Sultan Hamid’in yaveri Çerkes Mehmed Paşa, kabasakal unvanıyla anılırdı. Sultan Hamid’e dair herşeye derin bir nefret duyan Şair Akif, “ocak süpürgesi şeklinde bir sakal!” diyerek Paşa’yı alaya alır. Seyrek sakala, halk arasında maydonoz tarlası; sadece çene ucundaki uzun sakala keçi sakal; saçı sakalına karışanlarınkine ise ayna sakal denirdi.

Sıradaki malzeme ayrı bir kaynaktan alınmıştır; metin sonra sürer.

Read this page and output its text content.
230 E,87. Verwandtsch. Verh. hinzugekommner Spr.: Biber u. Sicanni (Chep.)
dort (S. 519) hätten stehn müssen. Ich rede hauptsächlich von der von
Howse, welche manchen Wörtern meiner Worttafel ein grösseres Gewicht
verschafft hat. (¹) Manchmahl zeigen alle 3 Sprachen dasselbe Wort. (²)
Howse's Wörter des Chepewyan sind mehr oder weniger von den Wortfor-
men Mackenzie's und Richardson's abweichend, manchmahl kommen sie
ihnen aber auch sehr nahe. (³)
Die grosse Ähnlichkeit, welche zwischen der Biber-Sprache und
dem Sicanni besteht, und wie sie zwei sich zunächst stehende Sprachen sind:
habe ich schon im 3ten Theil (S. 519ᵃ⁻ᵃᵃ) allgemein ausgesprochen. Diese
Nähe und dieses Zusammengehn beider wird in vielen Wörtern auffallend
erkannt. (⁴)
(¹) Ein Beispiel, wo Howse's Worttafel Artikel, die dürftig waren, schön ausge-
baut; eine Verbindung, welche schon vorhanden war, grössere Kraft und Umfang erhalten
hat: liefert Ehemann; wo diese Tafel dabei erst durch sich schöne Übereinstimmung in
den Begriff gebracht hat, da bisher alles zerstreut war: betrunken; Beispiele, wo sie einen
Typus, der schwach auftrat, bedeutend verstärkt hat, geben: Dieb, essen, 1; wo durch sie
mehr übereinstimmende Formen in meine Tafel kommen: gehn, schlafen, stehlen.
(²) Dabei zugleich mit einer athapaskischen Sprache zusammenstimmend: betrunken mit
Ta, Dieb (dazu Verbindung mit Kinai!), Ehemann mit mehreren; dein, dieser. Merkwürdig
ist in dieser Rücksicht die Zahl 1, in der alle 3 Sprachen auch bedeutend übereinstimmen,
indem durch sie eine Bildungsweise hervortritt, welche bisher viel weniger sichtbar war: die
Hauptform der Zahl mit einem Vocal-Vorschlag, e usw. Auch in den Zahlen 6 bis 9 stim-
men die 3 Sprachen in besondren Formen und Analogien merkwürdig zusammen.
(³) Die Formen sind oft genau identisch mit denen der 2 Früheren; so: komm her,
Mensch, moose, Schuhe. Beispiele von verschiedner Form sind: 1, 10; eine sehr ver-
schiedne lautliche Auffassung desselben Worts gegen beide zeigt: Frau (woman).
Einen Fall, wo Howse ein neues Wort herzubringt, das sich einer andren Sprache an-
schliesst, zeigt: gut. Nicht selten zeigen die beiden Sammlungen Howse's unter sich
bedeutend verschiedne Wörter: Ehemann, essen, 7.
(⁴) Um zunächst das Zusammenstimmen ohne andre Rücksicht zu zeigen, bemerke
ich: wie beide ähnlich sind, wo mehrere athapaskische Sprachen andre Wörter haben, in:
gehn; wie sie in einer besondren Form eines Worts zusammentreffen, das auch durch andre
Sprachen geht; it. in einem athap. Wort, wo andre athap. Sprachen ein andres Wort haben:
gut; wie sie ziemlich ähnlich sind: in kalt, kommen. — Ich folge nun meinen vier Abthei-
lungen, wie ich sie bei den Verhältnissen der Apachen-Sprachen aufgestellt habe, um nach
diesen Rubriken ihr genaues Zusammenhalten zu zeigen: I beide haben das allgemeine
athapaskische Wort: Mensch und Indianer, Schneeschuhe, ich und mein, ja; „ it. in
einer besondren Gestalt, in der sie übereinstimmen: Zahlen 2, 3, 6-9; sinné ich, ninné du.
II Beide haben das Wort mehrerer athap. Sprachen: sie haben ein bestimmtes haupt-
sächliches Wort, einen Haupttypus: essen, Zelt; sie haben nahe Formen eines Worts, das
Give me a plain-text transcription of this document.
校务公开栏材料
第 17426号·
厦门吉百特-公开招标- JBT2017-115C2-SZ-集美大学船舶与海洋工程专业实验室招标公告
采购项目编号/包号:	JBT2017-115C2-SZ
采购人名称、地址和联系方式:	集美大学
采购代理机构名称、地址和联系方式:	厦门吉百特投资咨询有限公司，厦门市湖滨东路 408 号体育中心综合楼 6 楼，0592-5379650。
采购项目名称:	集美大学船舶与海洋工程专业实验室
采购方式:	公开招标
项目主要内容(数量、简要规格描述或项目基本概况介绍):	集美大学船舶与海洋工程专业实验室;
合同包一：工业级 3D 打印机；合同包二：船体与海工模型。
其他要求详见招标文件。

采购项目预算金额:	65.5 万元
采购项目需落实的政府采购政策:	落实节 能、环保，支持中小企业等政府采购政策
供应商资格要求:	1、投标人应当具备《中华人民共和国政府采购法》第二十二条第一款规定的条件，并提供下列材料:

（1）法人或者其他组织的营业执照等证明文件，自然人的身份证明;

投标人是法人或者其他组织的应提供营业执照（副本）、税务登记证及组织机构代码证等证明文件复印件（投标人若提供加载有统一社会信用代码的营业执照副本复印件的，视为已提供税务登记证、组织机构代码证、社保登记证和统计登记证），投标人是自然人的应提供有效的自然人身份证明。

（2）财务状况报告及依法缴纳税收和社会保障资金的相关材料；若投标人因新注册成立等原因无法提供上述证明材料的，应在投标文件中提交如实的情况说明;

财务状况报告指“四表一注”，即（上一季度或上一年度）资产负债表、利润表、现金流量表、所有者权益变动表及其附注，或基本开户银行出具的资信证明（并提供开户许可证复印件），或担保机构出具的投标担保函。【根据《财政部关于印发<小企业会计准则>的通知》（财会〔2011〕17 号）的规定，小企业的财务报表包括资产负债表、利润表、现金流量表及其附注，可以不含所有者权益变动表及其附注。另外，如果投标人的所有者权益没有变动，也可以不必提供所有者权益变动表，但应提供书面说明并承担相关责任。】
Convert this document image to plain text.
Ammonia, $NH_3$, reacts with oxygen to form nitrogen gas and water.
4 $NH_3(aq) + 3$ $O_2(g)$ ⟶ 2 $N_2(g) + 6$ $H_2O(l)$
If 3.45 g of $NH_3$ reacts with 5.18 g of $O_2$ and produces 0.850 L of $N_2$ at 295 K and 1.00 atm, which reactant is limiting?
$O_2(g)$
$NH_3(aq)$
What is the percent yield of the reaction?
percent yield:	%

Sultan Hamid sadrazamı Avlonyalı Ferid Paşa, Trablus’u kaybeden sadrazam Hakkı Paşa, şair Abdülhak Hamid, Meclis-i Mebusan reisi Ahmed Rıza sivri sakallıdır.  Suikastle öldürülen sadrazam Mahmud Şevket Paşa’nın dört köşeli tuğla sakalı vardı. Levantenler (Osmanlı memleketine yerleşmiş Avrupalılar) arasında çatal sakal yaygındır. 

Sakalın, çene ucuna doğru uzayanına didon denirdi. İbrahim Sârım Paşa, hatta bir ara Âli Paşa’dan başka, hukuk profesörü Ebulûlâ Mardin, felsefeci Mehmed Ali Aynî, şeyh Kenan Rifai böyleydi. Fransızlara ve bunlara benzemeye çalışanlara İstanbullular didon derdi. 1854 Kırım Harbi’nde Fransızlar birbirine dis-donc (azizim) diye hitap ettiği için, bu isim İstanbul lehçesine yâdigar kalmıştır. Fransızlar buna barbiş der. Leyla Hanım’ın şarkısında “Didonun elinde burgu/Hanım didona vuruldu” diye geçer.

Çenede sakal, züppelik olarak görülür ve keçi sakal diye alaya alınırdı. Yakın zamanda da Fevri Ebcioğlu, Bedri Koraman, Erol Simavi gibi bazı gazeteci ve sanatçılar didon sakala rağbet etmiştir. Vehhabîlikte sakal kesmek haram olduğu için, süsüne düşkün Suudi Arabistanlılar şimdi yalnız çenede sakal bırakarak haram işlemediklerini düşünüyorlar.


SAKAL KAVGASI 

Sultan Hamid zamanında sakal hâlâ mühim bir alametti. 1908’den sonra aniden sakal gitti; bıyık kaldı. 1910’larda Enver Paşa’nın modelliğini yaptığı uçları sürgü gibi yukarı doğru kayzer bıyığı moda idi. 1920’lerde badem bıyık, yani Hitler bıyığı tutuldu. Bunda siyasi bir mesaj da vardı. I. Cihan Harbi’nin ikinci yılından itibaren zehirli gaz yayılmıştı. Bundan korunmak için bilhassa askerler, günlerce, aylarca gaz maskeleri kullandı. Bıyıklar uzunsa, gaz maskesinden içeriye gaz sızdığı için, bıyıkların uçları yandan kısaltıldı. Sonradan harbde çok acılar çektiği imajını verebilmek adına badem bıyık muhafaza edildi.

1930’ların Amerikan filmleri sayesinde matruş (sakal ve bıyıksız) surat moda oldu. 1930’ların alameti buydu. Bir kesim, Kemalizm’in altın çağı olan bu yılları hatırlattığı için, bugün de sakal ve bıyığa şiddetle muhaliftir. Bu sebeple 1968’e kadar kibar çevrelerde sakal ve bıyığın izine rastlanmaz. Bu tarihte sakal, siyasi bir sembolik manaya büründü. Devrimci gençler, hippilerden ilhamla dağınık sakal ve bıyık bırakmaya başladı. 1971 darbesinde askerlerin sokakta ve üniversitelerde berber tezgâhı kurup, bu tip gençlerin sakallarını traş ettiği vâkidir. Bu zamana da kadar da bu sakal kavgası pek sona ermiş değildir.

Cumhuriyetin, sakalsızlığı Avrupailik olarak dayatmasına mukabil, köylüler, küçük memurlar ve taşra esnafı sakalını kesti; ama bıyığını muhafaza etti. Böylece sakalsız bıyık, Türk fizyonomisinin alamet-i fârikası oldu. Türklere her cihetten benzeyen komşu Yunan, Ermeni, Gürcü, İranlılarda ilk göze çarpan şey bıyıksız olmalarıdır.